Regular readers of DPS will know of my love for shooting from down low to get an image that emphasizes the height of subjects.
I love the way shooting from ground level creates wonderful foregrounds and puts a completely new perspective of familiar scenes. In addition to this it’s great for photographing children, pets and wildlife as it really puts you on their level and helps you enter their world.
However photography is a wonderful thing because sometimes it’s when you go to extremes that you can get the best shots. While shooting from low down leads to interesting shots – so does getting up high and shooting down on your subject.

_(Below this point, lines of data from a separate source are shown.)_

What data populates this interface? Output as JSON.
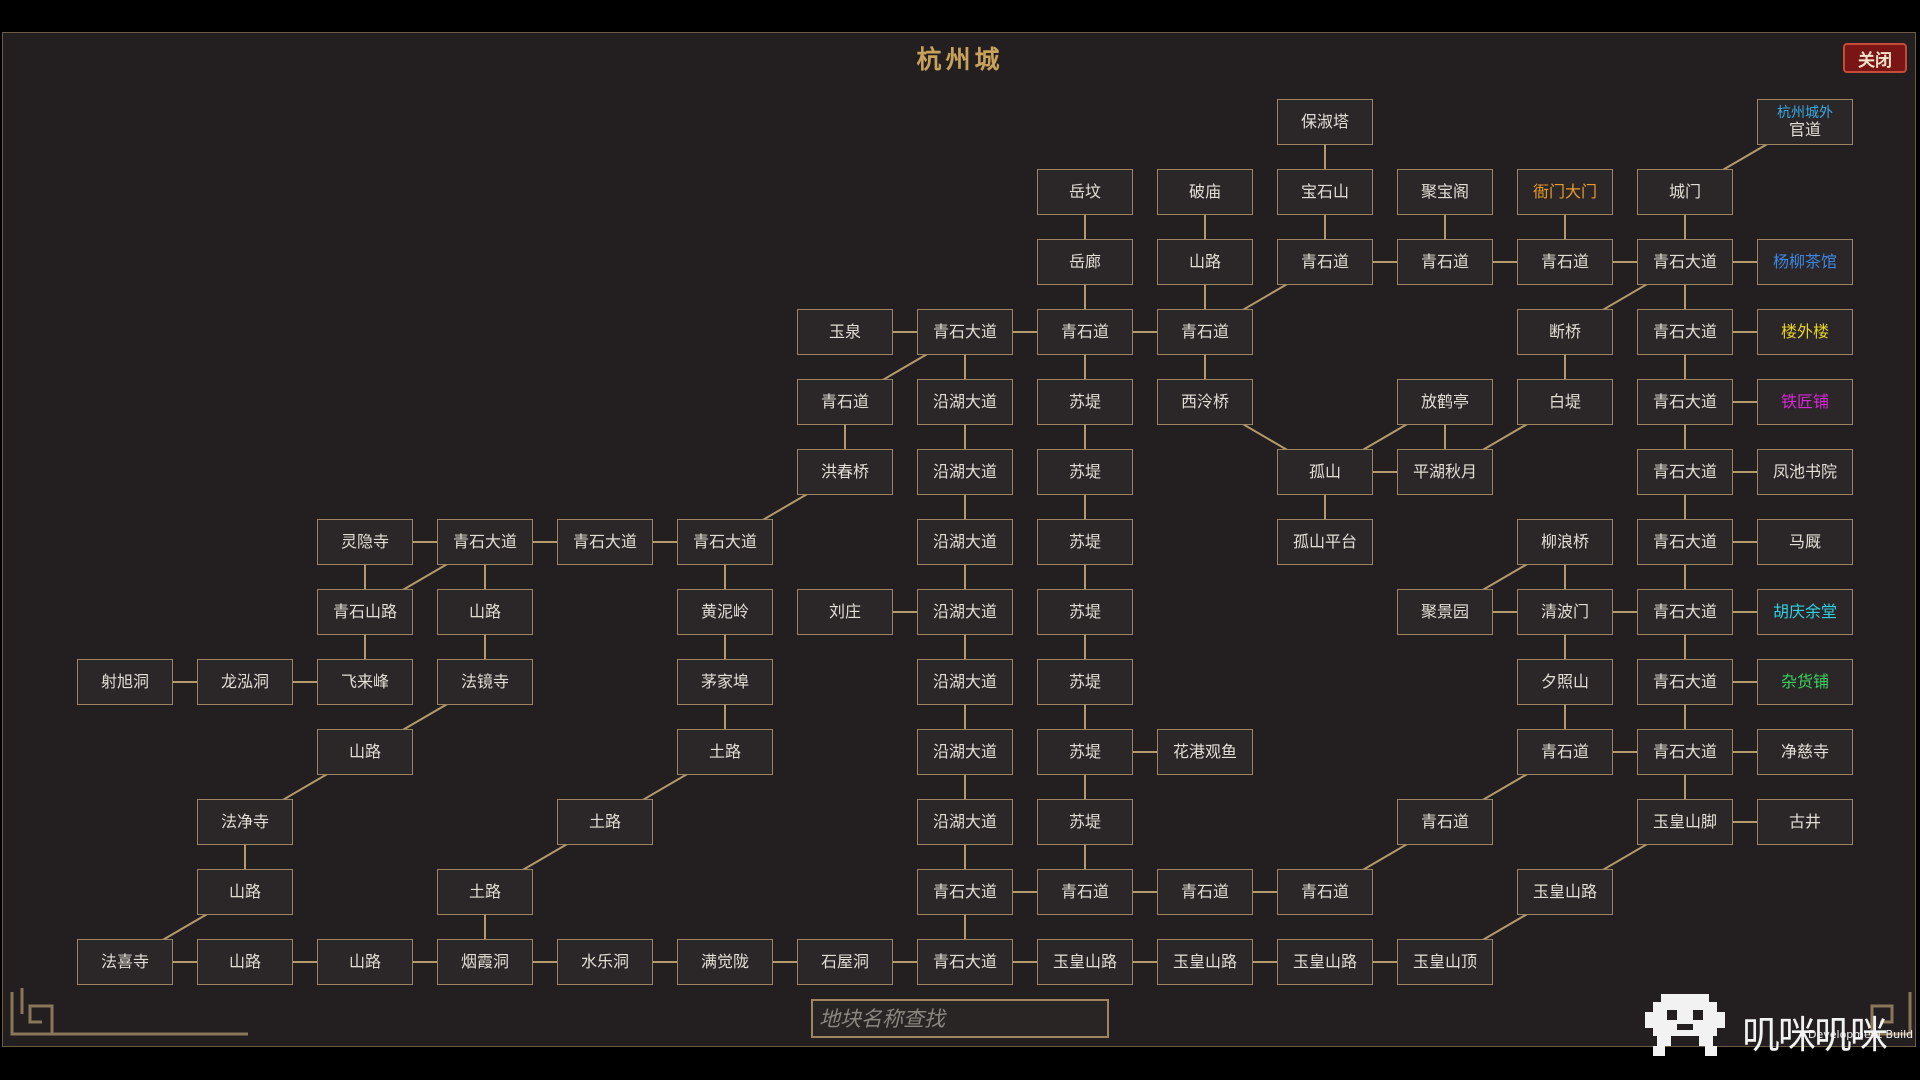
{
  "title": "杭州城",
  "close_label": "关闭",
  "search": {
    "placeholder": "地块名称查找"
  },
  "watermark": {
    "text": "叽咪叽咪",
    "build_label": "Development Build"
  },
  "colors": {
    "default": "#e2ddd5",
    "orange": "#e89a2a",
    "blue": "#3e86e0",
    "yellow": "#e3d12a",
    "magenta": "#d628d6",
    "cyan": "#2fd0e0",
    "green": "#3ad15e",
    "sky": "#3aa8e0"
  },
  "nodes": [
    {
      "id": "baoshuta",
      "label": "保淑塔"
    },
    {
      "id": "hzcw",
      "sub": "杭州城外",
      "label": "官道"
    },
    {
      "id": "yuefen",
      "label": "岳坟"
    },
    {
      "id": "pomiao",
      "label": "破庙"
    },
    {
      "id": "baoshishan",
      "label": "宝石山"
    },
    {
      "id": "jubaoge",
      "label": "聚宝阁"
    },
    {
      "id": "yamendamen",
      "label": "衙门大门",
      "color": "orange"
    },
    {
      "id": "chengmen",
      "label": "城门"
    },
    {
      "id": "yuelang",
      "label": "岳廊"
    },
    {
      "id": "shanlu_a",
      "label": "山路"
    },
    {
      "id": "qsd_a",
      "label": "青石道"
    },
    {
      "id": "qsd_b",
      "label": "青石道"
    },
    {
      "id": "qsd_c",
      "label": "青石道"
    },
    {
      "id": "qsdd_a",
      "label": "青石大道"
    },
    {
      "id": "yangliu",
      "label": "杨柳茶馆",
      "color": "blue"
    },
    {
      "id": "yuquan",
      "label": "玉泉"
    },
    {
      "id": "qsdd_b",
      "label": "青石大道"
    },
    {
      "id": "qsd_d",
      "label": "青石道"
    },
    {
      "id": "qsd_e",
      "label": "青石道"
    },
    {
      "id": "duanqiao",
      "label": "断桥"
    },
    {
      "id": "qsdd_c",
      "label": "青石大道"
    },
    {
      "id": "louwailou",
      "label": "楼外楼",
      "color": "yellow"
    },
    {
      "id": "qsd_f",
      "label": "青石道"
    },
    {
      "id": "yhdd_a",
      "label": "沿湖大道"
    },
    {
      "id": "sudi_a",
      "label": "苏堤"
    },
    {
      "id": "xilingqiao",
      "label": "西泠桥"
    },
    {
      "id": "fanghe",
      "label": "放鹤亭"
    },
    {
      "id": "baidi",
      "label": "白堤"
    },
    {
      "id": "qsdd_d",
      "label": "青石大道"
    },
    {
      "id": "tiejiang",
      "label": "铁匠铺",
      "color": "magenta"
    },
    {
      "id": "hongchun",
      "label": "洪春桥"
    },
    {
      "id": "yhdd_b",
      "label": "沿湖大道"
    },
    {
      "id": "sudi_b",
      "label": "苏堤"
    },
    {
      "id": "gushan",
      "label": "孤山"
    },
    {
      "id": "pinghu",
      "label": "平湖秋月"
    },
    {
      "id": "qsdd_e",
      "label": "青石大道"
    },
    {
      "id": "fengchi",
      "label": "凤池书院"
    },
    {
      "id": "lingyin",
      "label": "灵隐寺"
    },
    {
      "id": "qsdd_f",
      "label": "青石大道"
    },
    {
      "id": "qsdd_g",
      "label": "青石大道"
    },
    {
      "id": "qsdd_h",
      "label": "青石大道"
    },
    {
      "id": "yhdd_c",
      "label": "沿湖大道"
    },
    {
      "id": "sudi_c",
      "label": "苏堤"
    },
    {
      "id": "gushanpt",
      "label": "孤山平台"
    },
    {
      "id": "liulang",
      "label": "柳浪桥"
    },
    {
      "id": "qsdd_i",
      "label": "青石大道"
    },
    {
      "id": "majiu",
      "label": "马厩"
    },
    {
      "id": "qssl",
      "label": "青石山路"
    },
    {
      "id": "shanlu_b",
      "label": "山路"
    },
    {
      "id": "huangniling",
      "label": "黄泥岭"
    },
    {
      "id": "liuzhuang",
      "label": "刘庄"
    },
    {
      "id": "yhdd_d",
      "label": "沿湖大道"
    },
    {
      "id": "sudi_d",
      "label": "苏堤"
    },
    {
      "id": "jujingyuan",
      "label": "聚景园"
    },
    {
      "id": "qingbomen",
      "label": "清波门"
    },
    {
      "id": "qsdd_j",
      "label": "青石大道"
    },
    {
      "id": "huqingyu",
      "label": "胡庆余堂",
      "color": "cyan"
    },
    {
      "id": "shexu",
      "label": "射旭洞"
    },
    {
      "id": "longhong",
      "label": "龙泓洞"
    },
    {
      "id": "feilai",
      "label": "飞来峰"
    },
    {
      "id": "fajing",
      "label": "法镜寺"
    },
    {
      "id": "maojiabu",
      "label": "茅家埠"
    },
    {
      "id": "yhdd_e",
      "label": "沿湖大道"
    },
    {
      "id": "sudi_e",
      "label": "苏堤"
    },
    {
      "id": "xizhao",
      "label": "夕照山"
    },
    {
      "id": "qsdd_k",
      "label": "青石大道"
    },
    {
      "id": "zahuo",
      "label": "杂货铺",
      "color": "green"
    },
    {
      "id": "shanlu_c",
      "label": "山路"
    },
    {
      "id": "tulu_a",
      "label": "土路"
    },
    {
      "id": "yhdd_f",
      "label": "沿湖大道"
    },
    {
      "id": "sudi_f",
      "label": "苏堤"
    },
    {
      "id": "huagang",
      "label": "花港观鱼"
    },
    {
      "id": "qsd_g",
      "label": "青石道"
    },
    {
      "id": "qsdd_l",
      "label": "青石大道"
    },
    {
      "id": "jingci",
      "label": "净慈寺"
    },
    {
      "id": "fajingsi2",
      "label": "法净寺"
    },
    {
      "id": "tulu_b",
      "label": "土路"
    },
    {
      "id": "yhdd_g",
      "label": "沿湖大道"
    },
    {
      "id": "sudi_g",
      "label": "苏堤"
    },
    {
      "id": "qsd_h",
      "label": "青石道"
    },
    {
      "id": "yhsj",
      "label": "玉皇山脚"
    },
    {
      "id": "gujing",
      "label": "古井"
    },
    {
      "id": "shanlu_d",
      "label": "山路"
    },
    {
      "id": "tulu_c",
      "label": "土路"
    },
    {
      "id": "qsdd_m",
      "label": "青石大道"
    },
    {
      "id": "qsd_i",
      "label": "青石道"
    },
    {
      "id": "qsd_j",
      "label": "青石道"
    },
    {
      "id": "qsd_k",
      "label": "青石道"
    },
    {
      "id": "yhsl_a",
      "label": "玉皇山路"
    },
    {
      "id": "faxi",
      "label": "法喜寺"
    },
    {
      "id": "shanlu_e",
      "label": "山路"
    },
    {
      "id": "shanlu_f",
      "label": "山路"
    },
    {
      "id": "yanxia",
      "label": "烟霞洞"
    },
    {
      "id": "shuile",
      "label": "水乐洞"
    },
    {
      "id": "manjue",
      "label": "满觉陇"
    },
    {
      "id": "shiwu",
      "label": "石屋洞"
    },
    {
      "id": "qsdd_n",
      "label": "青石大道"
    },
    {
      "id": "yhsl_b",
      "label": "玉皇山路"
    },
    {
      "id": "yhsl_c",
      "label": "玉皇山路"
    },
    {
      "id": "yhsl_d",
      "label": "玉皇山路"
    },
    {
      "id": "yhsd",
      "label": "玉皇山顶"
    }
  ],
  "edges": [
    [
      "baoshuta",
      "baoshishan"
    ],
    [
      "hzcw",
      "chengmen"
    ],
    [
      "yuefen",
      "yuelang"
    ],
    [
      "pomiao",
      "shanlu_a"
    ],
    [
      "baoshishan",
      "qsd_a"
    ],
    [
      "jubaoge",
      "qsd_b"
    ],
    [
      "yamendamen",
      "qsd_c"
    ],
    [
      "chengmen",
      "qsdd_a"
    ],
    [
      "qsd_a",
      "qsd_b"
    ],
    [
      "qsd_b",
      "qsd_c"
    ],
    [
      "qsd_c",
      "qsdd_a"
    ],
    [
      "qsdd_a",
      "yangliu"
    ],
    [
      "yuelang",
      "qsd_d"
    ],
    [
      "shanlu_a",
      "qsd_e"
    ],
    [
      "qsd_a",
      "qsd_e"
    ],
    [
      "yuquan",
      "qsdd_b"
    ],
    [
      "qsdd_b",
      "qsd_d"
    ],
    [
      "qsd_d",
      "qsd_e"
    ],
    [
      "qsdd_a",
      "duanqiao"
    ],
    [
      "qsdd_a",
      "qsdd_c"
    ],
    [
      "qsdd_c",
      "louwailou"
    ],
    [
      "qsdd_b",
      "qsd_f"
    ],
    [
      "qsdd_b",
      "yhdd_a"
    ],
    [
      "qsd_d",
      "sudi_a"
    ],
    [
      "qsd_e",
      "xilingqiao"
    ],
    [
      "duanqiao",
      "baidi"
    ],
    [
      "qsdd_c",
      "qsdd_d"
    ],
    [
      "qsdd_d",
      "tiejiang"
    ],
    [
      "qsd_f",
      "hongchun"
    ],
    [
      "yhdd_a",
      "yhdd_b"
    ],
    [
      "sudi_a",
      "sudi_b"
    ],
    [
      "xilingqiao",
      "gushan"
    ],
    [
      "fanghe",
      "gushan"
    ],
    [
      "gushan",
      "pinghu"
    ],
    [
      "pinghu",
      "baidi"
    ],
    [
      "fanghe",
      "pinghu"
    ],
    [
      "qsdd_d",
      "qsdd_e"
    ],
    [
      "qsdd_e",
      "fengchi"
    ],
    [
      "hongchun",
      "qsdd_h"
    ],
    [
      "lingyin",
      "qsdd_f"
    ],
    [
      "qsdd_f",
      "qsdd_g"
    ],
    [
      "qsdd_g",
      "qsdd_h"
    ],
    [
      "yhdd_b",
      "yhdd_c"
    ],
    [
      "sudi_b",
      "sudi_c"
    ],
    [
      "gushan",
      "gushanpt"
    ],
    [
      "qsdd_e",
      "qsdd_i"
    ],
    [
      "qsdd_i",
      "majiu"
    ],
    [
      "lingyin",
      "qssl"
    ],
    [
      "qsdd_f",
      "qssl"
    ],
    [
      "qsdd_f",
      "shanlu_b"
    ],
    [
      "qsdd_h",
      "huangniling"
    ],
    [
      "liuzhuang",
      "yhdd_d"
    ],
    [
      "yhdd_c",
      "yhdd_d"
    ],
    [
      "sudi_c",
      "sudi_d"
    ],
    [
      "jujingyuan",
      "qingbomen"
    ],
    [
      "liulang",
      "jujingyuan"
    ],
    [
      "liulang",
      "qingbomen"
    ],
    [
      "qingbomen",
      "qsdd_j"
    ],
    [
      "qsdd_i",
      "qsdd_j"
    ],
    [
      "qsdd_j",
      "huqingyu"
    ],
    [
      "shexu",
      "longhong"
    ],
    [
      "longhong",
      "feilai"
    ],
    [
      "qssl",
      "feilai"
    ],
    [
      "shanlu_b",
      "fajing"
    ],
    [
      "huangniling",
      "maojiabu"
    ],
    [
      "yhdd_d",
      "yhdd_e"
    ],
    [
      "sudi_d",
      "sudi_e"
    ],
    [
      "qingbomen",
      "xizhao"
    ],
    [
      "qsdd_j",
      "qsdd_k"
    ],
    [
      "qsdd_k",
      "zahuo"
    ],
    [
      "fajing",
      "shanlu_c"
    ],
    [
      "maojiabu",
      "tulu_a"
    ],
    [
      "yhdd_e",
      "yhdd_f"
    ],
    [
      "sudi_e",
      "sudi_f"
    ],
    [
      "sudi_f",
      "huagang"
    ],
    [
      "xizhao",
      "qsd_g"
    ],
    [
      "qsd_g",
      "qsdd_l"
    ],
    [
      "qsdd_k",
      "qsdd_l"
    ],
    [
      "qsdd_l",
      "jingci"
    ],
    [
      "shanlu_c",
      "fajingsi2"
    ],
    [
      "tulu_a",
      "tulu_b"
    ],
    [
      "yhdd_f",
      "yhdd_g"
    ],
    [
      "sudi_f",
      "sudi_g"
    ],
    [
      "qsd_g",
      "qsd_h"
    ],
    [
      "qsdd_l",
      "yhsj"
    ],
    [
      "yhsj",
      "gujing"
    ],
    [
      "fajingsi2",
      "shanlu_d"
    ],
    [
      "tulu_b",
      "tulu_c"
    ],
    [
      "yhdd_g",
      "qsdd_m"
    ],
    [
      "sudi_g",
      "qsd_i"
    ],
    [
      "qsdd_m",
      "qsd_i"
    ],
    [
      "qsd_i",
      "qsd_j"
    ],
    [
      "qsd_j",
      "qsd_k"
    ],
    [
      "qsd_h",
      "qsd_k"
    ],
    [
      "yhsj",
      "yhsl_a"
    ],
    [
      "shanlu_d",
      "faxi"
    ],
    [
      "faxi",
      "shanlu_e"
    ],
    [
      "shanlu_e",
      "shanlu_f"
    ],
    [
      "shanlu_f",
      "yanxia"
    ],
    [
      "tulu_c",
      "yanxia"
    ],
    [
      "yanxia",
      "shuile"
    ],
    [
      "shuile",
      "manjue"
    ],
    [
      "manjue",
      "shiwu"
    ],
    [
      "shiwu",
      "qsdd_n"
    ],
    [
      "qsdd_m",
      "qsdd_n"
    ],
    [
      "qsdd_n",
      "yhsl_b"
    ],
    [
      "yhsl_b",
      "yhsl_c"
    ],
    [
      "yhsl_c",
      "yhsl_d"
    ],
    [
      "yhsl_d",
      "yhsd"
    ],
    [
      "yhsl_a",
      "yhsd"
    ]
  ]
}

Here are six reasons why shooting from up high can be something worth considering:
- flattens objects – shooting down on a scene tends to flatten it out. While this can mean depth of field doesn’t come into play as much it can highlight patterns, textures and shapes well.
- no horizons – photographing a scene below you eliminates horizons and skies. This means less big empty blue spaces in your shots and hopefully more points of interest.

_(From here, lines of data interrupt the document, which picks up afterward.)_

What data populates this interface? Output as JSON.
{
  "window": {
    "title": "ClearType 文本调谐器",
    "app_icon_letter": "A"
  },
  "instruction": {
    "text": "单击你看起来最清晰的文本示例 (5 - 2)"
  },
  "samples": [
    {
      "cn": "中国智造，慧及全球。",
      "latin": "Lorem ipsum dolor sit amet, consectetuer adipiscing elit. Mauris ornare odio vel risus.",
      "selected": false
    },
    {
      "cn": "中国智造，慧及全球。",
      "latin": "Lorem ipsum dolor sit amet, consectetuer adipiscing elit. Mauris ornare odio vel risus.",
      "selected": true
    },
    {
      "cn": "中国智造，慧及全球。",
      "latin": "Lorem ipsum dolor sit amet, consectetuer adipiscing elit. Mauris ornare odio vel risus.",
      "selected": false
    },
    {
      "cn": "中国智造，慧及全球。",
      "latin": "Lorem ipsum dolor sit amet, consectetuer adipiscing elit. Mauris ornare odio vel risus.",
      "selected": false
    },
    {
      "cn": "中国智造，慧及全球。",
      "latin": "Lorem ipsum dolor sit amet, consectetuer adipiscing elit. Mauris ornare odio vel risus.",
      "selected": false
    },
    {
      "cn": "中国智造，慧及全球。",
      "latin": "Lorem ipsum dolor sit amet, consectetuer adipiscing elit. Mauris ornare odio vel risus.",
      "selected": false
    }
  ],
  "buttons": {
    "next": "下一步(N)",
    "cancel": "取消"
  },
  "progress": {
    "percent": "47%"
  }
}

- less distracting backgrounds – because most of your scene will be the same distance from your lens you might find yourself with less (or no) backgrounds to have to scan before you snap your shot.
- group shots – if you’re photographing a large group of people, shooting from up high is a great way to fit everyone in as less space is filled up with legs and torsos and more filled up with faces.

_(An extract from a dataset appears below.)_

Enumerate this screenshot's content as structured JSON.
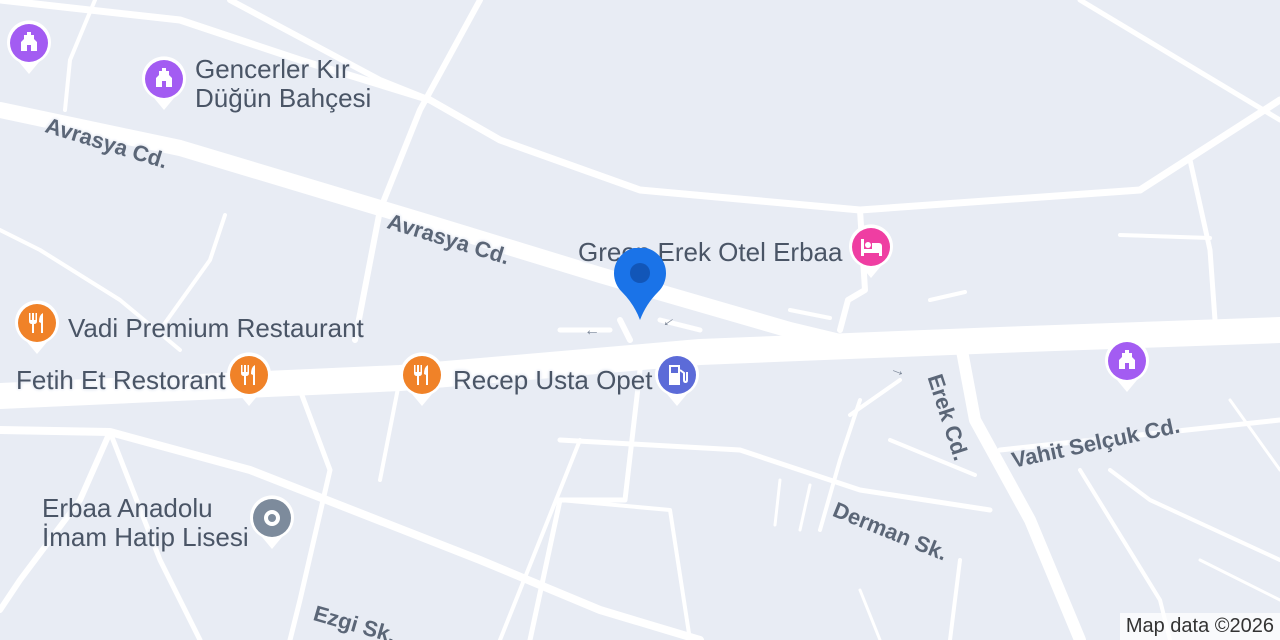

- shadows – I love shooting from up high at the start or end of a day when shadows are at their longest. When shooting from ground level at such times the light can be wonderful but it’s almost impossible to get a full shadow in frame. Shooting down captures the way light hits objects in ways that can give a whole new perspective on a subject.
- new perspectives – sometimes it is difficult to photograph familiar objects in a way that keeps them looking fresh and interesting. I’m thinking of iconic buildings or structures for example. Shooting from up high can reveal things about those objects that no one may have seen before.
Do you use this technique? Got any tips to add on the topic?